Urbain Grandier was a priest burned at the stake at Loudun, France on 18 August 1634. He was accused of seducing an entire convent of Ursuline nuns and of being in league with the devil. Grandier was likely promiscuous and was insolent towards his peers. He had antagonized the Mother Superior, Sister Jeanne of the Angels, when he rejected her offer to become the spiritual advisor to the convent. He faced an ecclesiastical tribunal and was acquitted.

It was only after he had publicly spoken against Cardinal Richelieu that a new trial was ordered by the Cardinal. He was tortured, found guilty and executed by being burnt alive, but never admitted guilt. Huxley touches on aspects of the multiple personality controversy in cases of apparent demonic possession within this book.
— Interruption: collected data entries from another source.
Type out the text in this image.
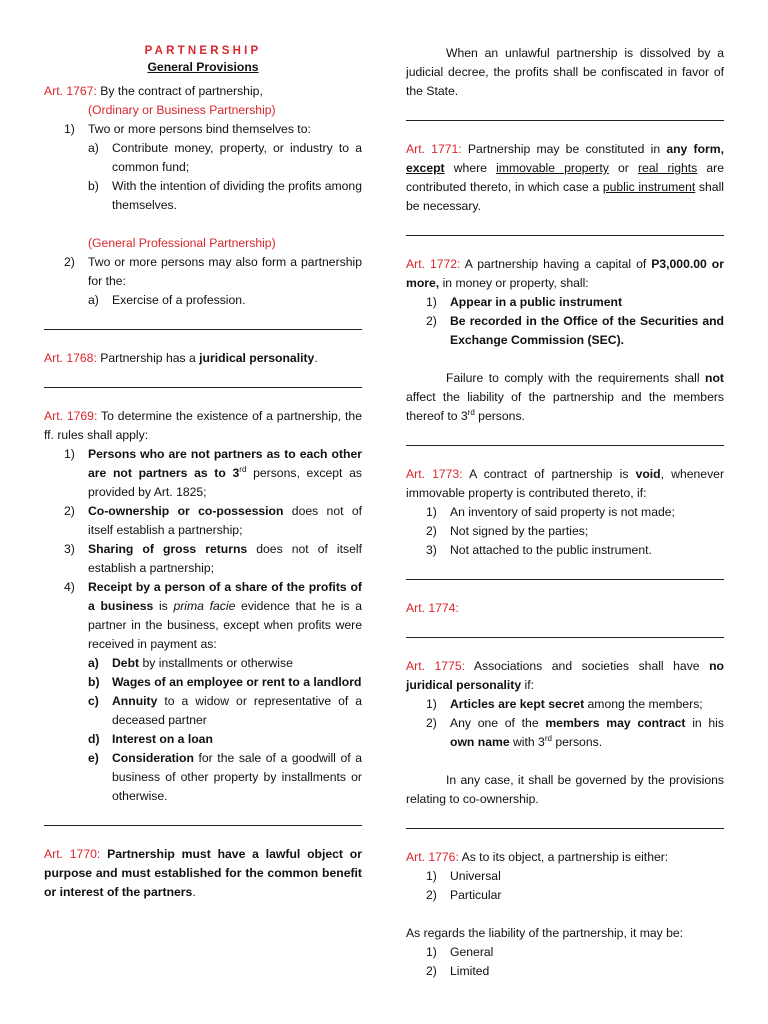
PARTNERSHIP

General Provisions

Art. 1767: By the contract of partnership,

(Ordinary or Business Partnership)

1)	Two or more persons bind themselves to:
a)	Contribute money, property, or industry to a common fund;
b)	With the intention of dividing the profits among themselves.

(General Professional Partnership)

2)	Two or more persons may also form a partnership for the:
a)	Exercise of a profession.

Art. 1768: Partnership has a juridical personality.

Art. 1769: To determine the existence of a partnership, the ff. rules shall apply:

1)	Persons who are not partners as to each other are not partners as to 3rd persons, except as provided by Art. 1825;
2)	Co-ownership or co-possession does not of itself establish a partnership;
3)	Sharing of gross returns does not of itself establish a partnership;
4)	Receipt by a person of a share of the profits of a business is prima facie evidence that he is a partner in the business, except when profits were received in payment as:
a)	Debt by installments or otherwise
b)	Wages of an employee or rent to a landlord
c)	Annuity to a widow or representative of a deceased partner
d)	Interest on a loan
e)	Consideration for the sale of a goodwill of a business of other property by installments or otherwise.

Art. 1770: Partnership must have a lawful object or purpose and must established for the common benefit or interest of the partners.

When an unlawful partnership is dissolved by a judicial decree, the profits shall be confiscated in favor of the State.

Art. 1771: Partnership may be constituted in any form, except where immovable property or real rights are contributed thereto, in which case a public instrument shall be necessary.

Art. 1772: A partnership having a capital of P3,000.00 or more, in money or property, shall:

1)	Appear in a public instrument
2)	Be recorded in the Office of the Securities and Exchange Commission (SEC).

Failure to comply with the requirements shall not affect the liability of the partnership and the members thereof to 3rd persons.

Art. 1773: A contract of partnership is void, whenever immovable property is contributed thereto, if:

1)	An inventory of said property is not made;
2)	Not signed by the parties;
3)	Not attached to the public instrument.

Art. 1774:

Art. 1775: Associations and societies shall have no juridical personality if:

1)	Articles are kept secret among the members;
2)	Any one of the members may contract in his own name with 3rd persons.

In any case, it shall be governed by the provisions relating to co-ownership.

Art. 1776: As to its object, a partnership is either:

1)	Universal
2)	Particular

As regards the liability of the partnership, it may be:

1)	General
2)	Limited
The story was adapted into a 1960 stage play by playwright John Whiting. This was, in turn, adapted into the controversial 1971 Ken Russell feature film The Devils, which starred Vanessa Redgrave and Oliver Reed. A 1969 opera based on the play, Die Teufel von Loudun, by Krzysztof Penderecki, was videotaped and released on DVD.

Aldous Leonard Huxley (26 July 1894 – 22 November 1963) was an English writer and philosopher. He wrote nearly 50 books both novels and non-fiction works—as well as wide-ranging essays, narratives, and poems. Born into the prominent Huxley family, he graduated from Balliol College, Oxford, with an undergraduate degree in English literature. Early in his career, he published short stories and poetry and edited the literary magazine Oxford Poetry, before going on to publish travel writing, satire, and screenplays. He spent the latter part of his life in the United States, living in Los Angeles from 1937 until his death. By the end of his life, Huxley was widely acknowledged as one of the foremost intellectuals of his time. He was nominated for the Nobel Prize in Literature nine times and was elected Companion of Literature by the Royal Society of Literature in 1962.

Huxley was a pacifist. He grew interested in philosophical mysticism and universalism, addressing these subjects with works such as The Perennial Philosophy (1945)—which illustrates commonalities between Western and Eastern mysticism—and The Doors of Perception (1954)—which interprets his own psychedelic experience with mescaline. In his most famous novel Brave New World (1932) and his final novel Island (1962), he presented his vision of dystopia and utopia, respectively.